Justice Denied to Survivors of the Kumarapuram Massacre

“His name is Kamaleswaran”

by Marisa de Silva, ‘Groundviews,’ Colombo, February 11, 2017

[more information at https://en.wikipedia.org/wiki/Kumarapuram_massacre]

“Shoot me but, please don’t kill my children,” pleaded Kanthappoody Kamaladevi with her arms outstretched over her head, just before she was shot dead outside her home in Kumarapuram, Killiveddy, by the Sri Lanka Army (SLA).

L-R (first row): Alakuthurai Parameshwari, Ananthan  Annamam, Arumaiththurau  Vallippillai, Arumaithura  Thanaledsumi, Kanthappodi  Kamalathevi 
L-R: (second row): Pakkiyarasa  Vasanthini, Ramajeyam  Kamaleshwaran, Rasenthiram Karunakaran, Sanmuganathan  Nithanthan, Sellaththurai  Pakkiyarasa
L-R: (third row): Sivakolunthu  Sinnaththurai, Vadivel  Nadarasa, Vinayagamoorthi  Suthakaran, Thangavel  Kalathevi, Kanagarasa  Subathirasa

February 11th, 2017, marks the 21st year commemoration of the brutal Kumarapuram massacre of 26 Tamil villagers, by army personnel belonging to the 58th and Dehiwatte Camps, and the Kiliveddy check point.
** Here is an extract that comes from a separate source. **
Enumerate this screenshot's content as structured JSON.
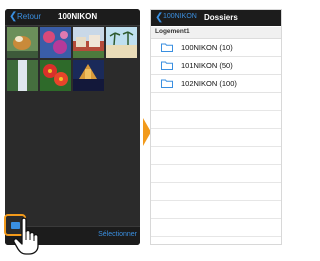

Of those killed, six were women, five men and 13 children (below the age of 18). Also amongst those killed was 1 pregnant mother and a 15 year old girl, who was allegedly gang-raped by a group of army personnel before she was killed. Twenty six other villagers were also severely injured.

It was about 5pm on the 11th of February, 1996, when villagers had heard gun-shots approaching their homes in Kumarapuram. “At first we weren’t afraid, because at a meeting with the military a few days before, they had told us not to worry if we heard gun shots, that they were shooting at birds, so to just stay put, and that no harm would come to us,” said Kanthappoody Piraparani (36). When the shooting sounds had started to get closer, her mother had shouted to her to run inside their house, where other villagers too had sought refuge. When they had peeped through a crack in the wall, they had seen a large group of army personnel in uniform coming towards their home. When the army had shouted from outside their house for them to come outside, Piraparani’s mother had run out to try and save the lives of her children. After killing her mother, the army opened fire at their house and injured many of those inside, including a 1 year old infant.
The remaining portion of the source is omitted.